People may think that I'm being too hard on Slive, and that this was the NCAA's doing and beyond his control, but they would be wrong.  The SEC has it's own set of bylaws that either mirror or strengthen the NCAA's eligibility and conduct rules of college athletes.  Take a look at this SEC Bylaw (section

The Commissioner has the duty and power to investigate the validity of violations and impose penalties and sanctions against member institutions, their athletic staff members or student-athletes, for practices and conduct which violate the spirit, as well as the letter of NCAA and SEC rules and regulations. This shall include the ability to render prospective student-athletes or current student-athletes ineligible for competition due to their involvement in a violation of NCAA or SEC rules that occurs during the individual's recruitment.

"Duty and power."  This means that it's not really an option for Slive. As commissioner he has the duty to react a certain way to an issue. 

Then there's the issue of "Spirit."  How many of you lawyers out there have heard a judge talk about violating the "Spirit" of a law even if it was not proven that the law was actually broken? 
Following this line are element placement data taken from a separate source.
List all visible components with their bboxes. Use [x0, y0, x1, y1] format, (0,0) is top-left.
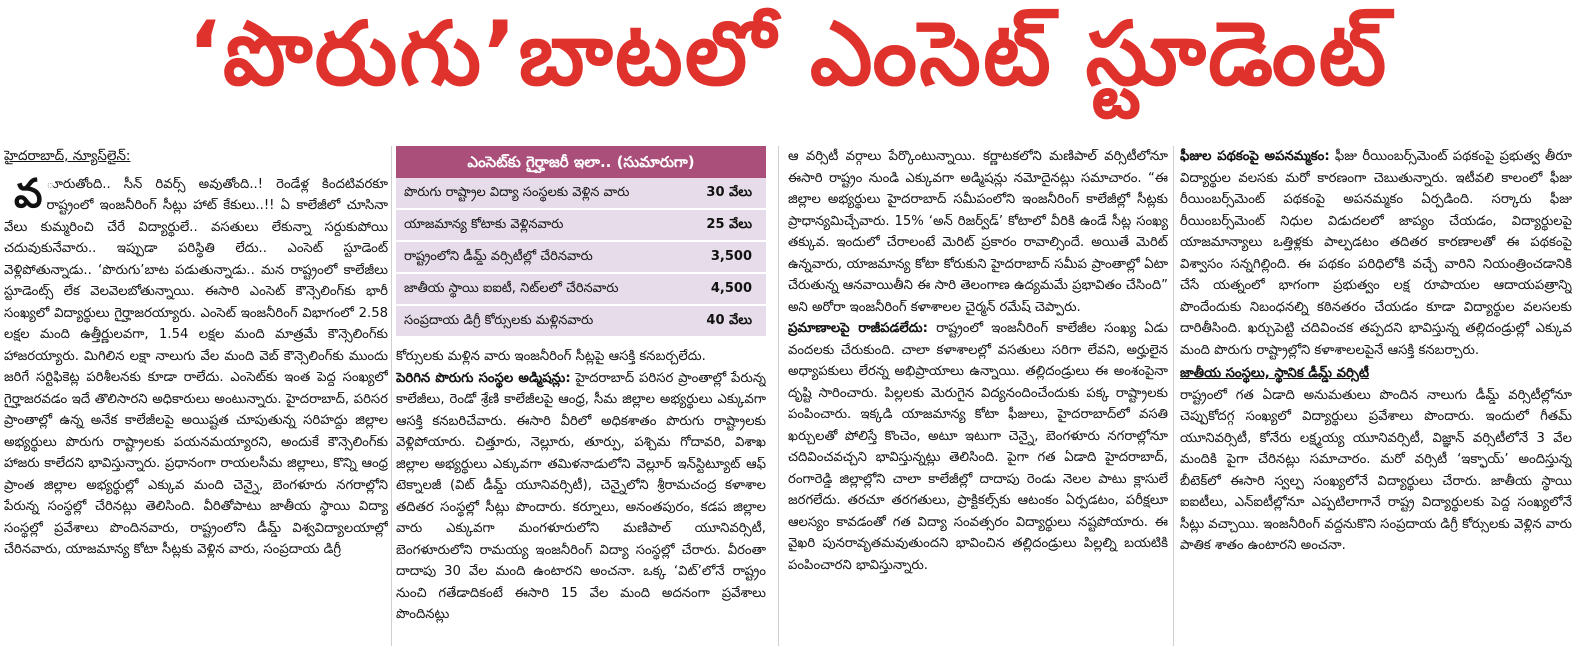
column-4 — [1180, 146, 1572, 650]
absentee-stats-box — [396, 146, 766, 338]
column-4-section-1 — [1180, 146, 1572, 361]
column-2 — [396, 146, 766, 650]
box-row-label: సంప్రదాయ డిగ్రీ కోర్సులకు మళ్లినవారు — [404, 313, 594, 329]
box-row — [396, 210, 766, 242]
box-row — [396, 274, 766, 306]
column-3-section — [788, 318, 1168, 576]
box-row-value: 4,500 — [710, 281, 752, 297]
column-2-text: హైదరాబాద్ పరిసర ప్రాంతాల్లో పేరున్న కాలేజీలు, రెండో శ్రేణి కాలేజీలపై ఆంధ్ర, సీమ జిల్లాల అభ్యర్థులు ఎక్కువగా ఆసక్తి కనబరిచేవారు. ఈసారి వీరిలో అధికశాతం పొరుగు రాష్ట్రాలకు వెళ్లిపోయారు. చిత్తూరు, నెల్లూరు, తూర్పు, పశ్చిమ గోదావరి, విశాఖ జిల్లాల అభ్యర్థులు ఎక్కువగా తమిళనాడులోని వెల్లూర్ ఇన్‌స్టిట్యూట్ ఆఫ్ టెక్నాలజీ (విట్ డీమ్డ్ యూనివర్సిటీ), చెన్నైలోని శ్రీరామచంద్ర కళాశాల తదితర సంస్థల్లో సీట్లు పొందారు. కర్నూలు, అనంతపురం, కడప జిల్లాల వారు ఎక్కువగా మంగళూరులోని మణిపాల్ యూనివర్సిటీ, బెంగళూరులోని రామయ్య ఇంజనీరింగ్ విద్యా సంస్థల్లో చేరారు. వీరంతా దాదాపు 30 వేల మంది ఉంటారని అంచనా. ఒక్క ‘విట్’లోనే రాష్ట్రం నుంచి గతేడాదికంటే ఈసారి 15 వేల మంది అదనంగా ప్రవేశాలు పొందినట్లు — [396, 370, 766, 622]
column-4-text-1: ఫీజు రీయింబర్స్‌మెంట్ పథకంపై ప్రభుత్వ తీరూ విద్యార్థుల వలసకు మరో కారణంగా చెబుతున్నారు. ఇటీవలి కాలంలో ఫీజు రీయింబర్స్‌మెంట్ పథకంపై అపనమ్మకం ఏర్పడింది. సర్కారు ఫీజు రీయింబర్స్‌మెంట్ నిధుల విడుదలలో జాప్యం చేయడం, విద్యార్థులపై యాజమాన్యాలు ఒత్తిళ్లకు పాల్పడటం తదితర కారణాలతో ఈ పథకంపై విశ్వాసం సన్నగిల్లింది. ఈ పథకం పరిధిలోకి వచ్చే వారిని నియంత్రించడానికి చేసే యత్నంలో భాగంగా ప్రభుత్వం లక్ష రూపాయల ఆదాయపత్రాన్ని పొందేందుకు నిబంధనల్ని కఠినతరం చేయడం కూడా విద్యార్థుల వలసలకు దారితీసింది. ఖర్చుపెట్టి చదివించక తప్పదని భావిస్తున్న తల్లిదండ్రుల్లో ఎక్కువ మంది పొరుగు రాష్ట్రాల్లోని కళాశాలలపైనే ఆసక్తి కనబర్చారు. — [1180, 149, 1572, 358]
box-row-value: 3,500 — [710, 249, 752, 265]
column-divider — [1173, 146, 1174, 646]
box-row-label: జాతీయ స్థాయి ఐఐటీ, నిట్‌లలో చేరినవారు — [404, 281, 619, 297]
box-row — [396, 178, 766, 210]
dateline: హైదరాబాద్, న్యూస్‌లైన్: — [4, 148, 131, 164]
box-row-value: 30 వేలు — [706, 185, 752, 201]
box-row — [396, 242, 766, 274]
column-2-section — [396, 368, 766, 626]
box-row-label: పొరుగు రాష్ట్రాల విద్యా సంస్థలకు వెళ్లిన వారు — [404, 185, 630, 201]
column-divider — [778, 146, 779, 646]
column-divider — [391, 146, 392, 646]
subheading: ప్రమాణాలపై రాజీపడలేదు: — [788, 321, 928, 336]
column-3 — [788, 146, 1168, 650]
subheading: ఫీజుల పథకంపై అపనమ్మకం: — [1180, 149, 1330, 164]
subheading: పెరిగిన పొరుగు సంస్థల అడ్మిషన్లు: — [396, 370, 571, 386]
box-row-value: 25 వేలు — [706, 217, 752, 233]
column-3-text-2: రాష్ట్రంలో ఇంజనీరింగ్ కాలేజీల సంఖ్య ఏడు వందలకు చేరుకుంది. చాలా కళాశాలల్లో వసతులు సరిగా లేవని, అర్హులైన అధ్యాపకులు లేరన్న అభిప్రాయాలు ఉన్నాయి. తల్లిదండ్రులు ఈ అంశంపైనా దృష్టి సారించారు. పిల్లలకు మెరుగైన విద్యనందించేందుకు పక్క రాష్ట్రాలకు పంపించారు. ఇక్కడి యాజమాన్య కోటా ఫీజులు, హైదరాబాద్‌లో వసతి ఖర్చులతో పోలిస్తే కొంచెం, అటూ ఇటుగా చెన్నై, బెంగళూరు నగరాల్లోనూ చదివించవచ్చని భావిస్తున్నట్లు తెలిసింది. పైగా గత ఏడాది హైదరాబాద్, రంగారెడ్డి జిల్లాల్లోని చాలా కాలేజీల్లో దాదాపు రెండు నెలల పాటు క్లాసులే జరగలేదు. తరచూ తరగతులు, ప్రాక్టికల్స్‌కు ఆటంకం ఏర్పడటం, పరీక్షలూ ఆలస్యం కావడంతో గత విద్యా సంవత్సరం విద్యార్థులు నష్టపోయారు. ఈ వైఖరి పునరావృతమవుతుందని భావించిన తల్లిదండ్రులు పిల్లల్ని బయటికి పంపించారని భావిస్తున్నారు. — [788, 321, 1168, 573]
column-1-text: ూరుతోంది.. సీన్ రివర్స్ అవుతోంది..! రెండేళ్ల కిందటివరకూ రాష్ట్రంలో ఇంజనీరింగ్ సీట్లు హాట్ కేకులు..!! ఏ కాలేజీలో చూసినా వేలు కుమ్మరించి చేరే విద్యార్థులే.. వసతులు లేకున్నా సర్దుకుపోయి చదువుకునేవారు.. ఇప్పుడా పరిస్థితి లేదు.. ఎంసెట్ స్టూడెంట్ వెళ్లిపోతున్నాడు.. ‘పొరుగు’బాట పడుతున్నాడు.. మన రాష్ట్రంలో కాలేజీలు స్టూడెంట్స్ లేక వెలవెలబోతున్నాయి. ఈసారి ఎంసెట్ కౌన్సెలింగ్‌కు భారీ సంఖ్యలో విద్యార్థులు గైర్హాజరయ్యారు. ఎంసెట్ ఇంజనీరింగ్ విభాగంలో 2.58 లక్షల మంది ఉత్తీర్ణులవగా, 1.54 లక్షల మంది మాత్రమే కౌన్సెలింగ్‌కు హాజరయ్యారు. మిగిలిన లక్షా నాలుగు వేల మంది వెబ్ కౌన్సెలింగ్‌కు ముందు జరిగే సర్టిఫికెట్ల పరిశీలనకు కూడా రాలేదు. ఎంసెట్‌కు ఇంత పెద్ద సంఖ్యలో గైర్హాజరవడం ఇదే తొలిసారని అధికారులు అంటున్నారు. హైదరాబాద్, పరిసర ప్రాంతాల్లో ఉన్న అనేక కాలేజీలపై అయిష్టత చూపుతున్న సరిహద్దు జిల్లాల అభ్యర్థులు పొరుగు రాష్ట్రాలకు పయనమయ్యారని, అందుకే కౌన్సెలింగ్‌కు హాజరు కాలేదని భావిస్తున్నారు. ప్రధానంగా రాయలసీమ జిల్లాలు, కొన్ని ఆంధ్ర ప్రాంత జిల్లాల అభ్యర్థుల్లో ఎక్కువ మంది చెన్నై, బెంగళూరు నగరాల్లోని పేరున్న సంస్థల్లో చేరినట్లు తెలిసింది. వీరితోపాటు జాతీయ స్థాయి విద్యా సంస్థల్లో ప్రవేశాలు పొందినవారు, రాష్ట్రంలోని డీమ్డ్ విశ్వవిద్యాలయాల్లో చేరినవారు, యాజమాన్య కోటా సీట్లకు వెళ్లిన వారు, సంప్రదాయ డిగ్రీ — [4, 176, 388, 557]
box-row-label: యాజమాన్య కోటాకు వెళ్లినవారు — [404, 217, 564, 233]
box-title: ఎంసెట్‌కు గైర్హాజరీ ఇలా.. (సుమారుగా) — [396, 146, 766, 178]
headline: ‘పొరుగు’బాటలో ఎంసెట్ స్టూడెంట్ — [187, 1, 1389, 105]
dropcap: వ — [14, 170, 43, 217]
column-2-intro: కోర్సులకు మళ్లిన వారు ఇంజనీరింగ్ సీట్లపై ఆసక్తి కనబర్చలేదు. — [396, 349, 706, 364]
column-4-text-2: రాష్ట్రంలో గత ఏడాది అనుమతులు పొందిన నాలుగు డీమ్డ్ వర్సిటీల్లోనూ చెప్పుకోదగ్గ సంఖ్యలో విద్యార్థులు ప్రవేశాలు పొందారు. ఇందులో గీతమ్ యూనివర్సిటీ, కోనేరు లక్ష్మయ్య యూనివర్సిటీ, విజ్ఞాన్ వర్సిటీలోనే 3 వేల మందికి పైగా చేరినట్లు సమాచారం. మరో వర్సిటీ ‘ఇక్ఫాయ్’ అందిస్తున్న బీటెక్‌లో ఈసారి స్వల్ప సంఖ్యలోనే విద్యార్థులు చేరారు. జాతీయ స్థాయి ఐఐటీలు, ఎన్‌ఐటీల్లోనూ ఎప్పటిలాగానే రాష్ట్ర విద్యార్థులకు పెద్ద సంఖ్యలోనే సీట్లు వచ్చాయి. ఇంజనీరింగ్ వద్దనుకొని సంప్రదాయ డిగ్రీ కోర్సులకు వెళ్లిన వారు పాతిక శాతం ఉంటారని అంచనా. — [1180, 387, 1572, 553]
box-row-value: 40 వేలు — [706, 313, 752, 329]
column-1-paragraph — [4, 170, 388, 561]
box-row-label: రాష్ట్రంలోని డీమ్డ్ వర్సిటీల్లో చేరినవారు — [404, 249, 593, 265]
section-heading: జాతీయ సంస్థలు, స్థానిక డీమ్డ్ వర్సిటీ — [1180, 366, 1370, 381]
box-row — [396, 306, 766, 338]
column-1 — [4, 146, 388, 650]
column-3-text-1: ఆ వర్సిటీ వర్గాలు పేర్కొంటున్నాయి. కర్ణాటకలోని మణిపాల్ వర్సిటీలోనూ ఈసారి రాష్ట్రం నుండి ఎక్కువగా అడ్మిషన్లు నమోదైనట్లు సమాచారం. “ఈ జిల్లాల అభ్యర్థులు హైదరాబాద్ సమీపంలోని ఇంజనీరింగ్ కాలేజీల్లో సీట్లకు ప్రాధాన్యమిచ్చేవారు. 15% ‘అన్ రిజర్వ్‌డ్’ కోటాలో వీరికి ఉండే సీట్ల సంఖ్య తక్కువ. ఇందులో చేరాలంటే మెరిట్ ప్రకారం రావాల్సిందే. అయితే మెరిట్ ఉన్నవారు, యాజమాన్య కోటా కోరుకుని హైదరాబాద్ సమీప ప్రాంతాల్లో ఏటా చేరుతున్న ఆనవాయితీని ఈ సారి తెలంగాణ ఉద్యమమే ప్రభావితం చేసింది” అని అరోరా ఇంజనీరింగ్ కళాశాలల చైర్మన్ రమేష్ చెప్పారు. — [788, 149, 1168, 315]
Can even the most ardent Cam Newton supporter intelligently argue that the "spirit" of the NCAA rules were not broken?  Not with a straight face. Slive is derelict in his duties by ignoring this bylaw set forth by his own conference.

Look, I'm as big of an SEC homer as there is.  And it's one thing to be hated because you're the best.  We are.  And second place isn't even close. 

But it's another thing to be hated and criticized for acting like prostitutes, which the SEC clearly did in this case.  It's all about the money and the erosion of the term "student-athlete."

So tonight, Newton will hoist the Heisman Trophy as the media looks on with awe and college football fans look on with disgust. 

And on January 10th, Newton will hoist the crystal football from the Coaches Trophy for the fifth straight time for the SEC, and the seventh time since the inception of the BCS.  The SEC will get their money, Newton will get more money in a few months at the NFL Draft, and true college football fans can sit back and watch their beloved sport turn into the National Football League.